Na área religiosa, Nassau permitiu a liberdade de culto entre holandeses, italianos, franceses, belgas, alemães, flamencos e judeus. Esses imigrantes chegavam ao Brasil vindos da Península Ibérica e do Norte europeu. Buscavam aqui a tolerância religiosa que não havia na Europa – lembram-se da Inquisição? Foi no século 17, que judeus e cristãos novos fundaram uma sinagoga no Recife, considerada a primeira das Américas.
Nas instalações da Kahal Zur Israel (Congregação Rochedo de Israel), como é chamada a sinagoga, atualmente funciona o Centro Judaico de Pernambuco, no bairro de Recife Antigo, no centro histórico da cidade. Escavações revelaram um poço usado no mikvé, ritual judeu de purificação. Se for passar uns dias em Recife, vale a pena visitar. Fica na Rua do Bom Jesus nº 197 e funciona de terça a sexta-feira, das 9 horas às 16h30. Domingo, das 14 horas às 17h30.

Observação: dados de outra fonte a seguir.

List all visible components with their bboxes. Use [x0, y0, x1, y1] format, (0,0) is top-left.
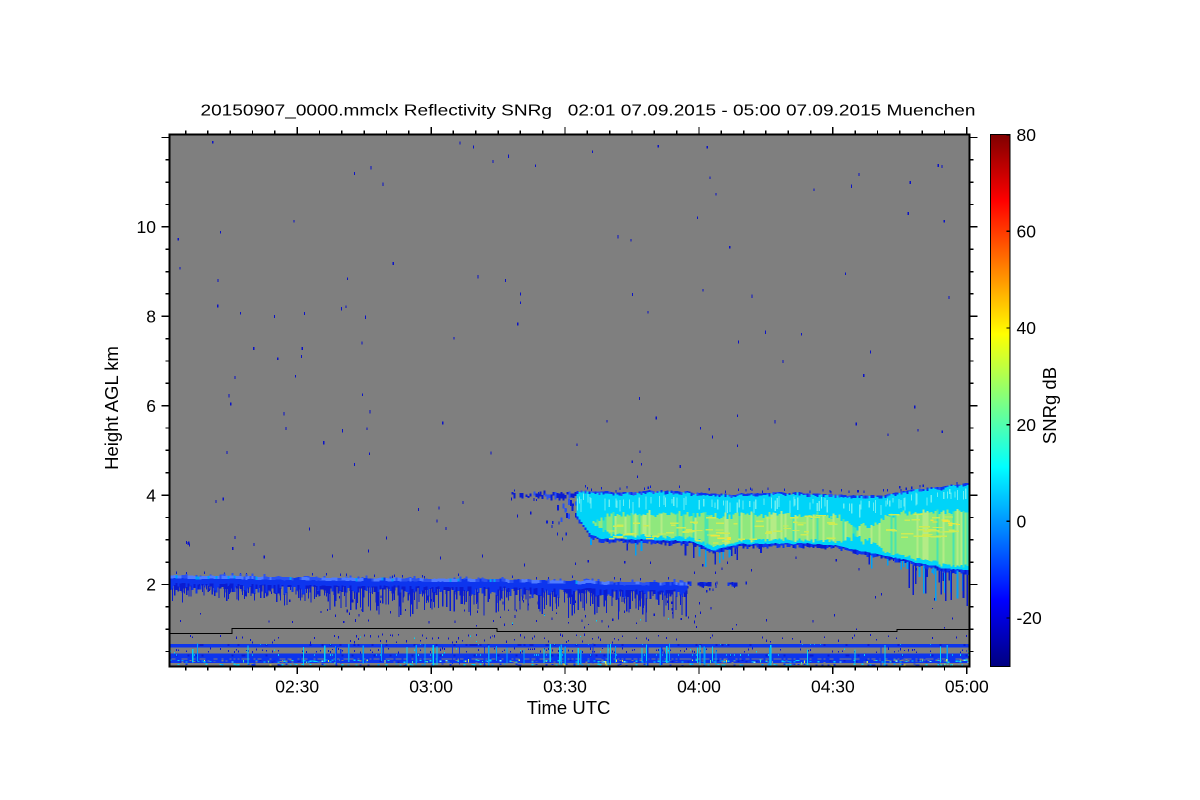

Quanto ao açúcar, Nassau fez aliança política com os senhores de engenho e reduziu os tributos cobrados deles, além de ter adotado melhorias nos engenhos e ter introduzido métodos aperfeiçoados de cultivo da cana-de-açúcar, visando o aumento da produção de açúcar. No começo da década de 1640, porém, a Companhia das Índias Ocidentais adotou amargas medidas a fim de aumentar os lucros com a economia açucareira no Brasil.
Entre essas iniciativas estavam o aumento de impostos, a cobrança de dívidas atrasadas dos senhores de engenho e a pressão para aumentar a produção de açúcar. As novas regras causaram muita insatisfação nos engenhos e também não foram aceitas por Nassau, que resolveu deixar o cargo de governador em 1644. Sua saída deu fim as relações harmoniosas entre os holandeses e os senhores de engenho.
Desgostosos, estes últimos buscaram o apoio de colonos e se organizaram, formando exércitos, a fim de expulsar os holandeses. A meta foi conquistada em 1654 com a Insurreição Pernambucana. Este ano é comemorado os 380 anos da vinda de Nassau ao Brasil. Ele é apontado como um bom governador pelos pernambucanos devido às realizações implantadas que proporcionaram modernidade e desenvolvimento à região.
Quando se compara os governos holandês e o português no Brasil (bem mais interessado na exploração econômica), muita gente acredita que a região dominada pelos holandeses hoje seria mais desenvolvida se eles tivessem permanecido aqui por mais tempo. Mas, é bom saber que todas as melhorias foram feitas por Nassau, já que a Companhia das Índias Ocidentais apenas se preocupava com o lucro que obtinha com a produção de açúcar.
História e governos à parte, saiba que visitar Recife e não conhecer a encantadora Olinda, distante apenas 10 km da capital, é quase como cometer um pecado mortal. Patrimônio Histórico e Cultural da Humanidade, a cidade com suas ladeiras, igrejas barrocas dos séculos 16 e 17 e construções coloniais é – por si só – um charme a mais de Pernambuco. Sem falar da imperdível vista para o mar que proporciona a quem a visita. Mas essa é uma história a ser contada em um próximo capítulo. Até lá!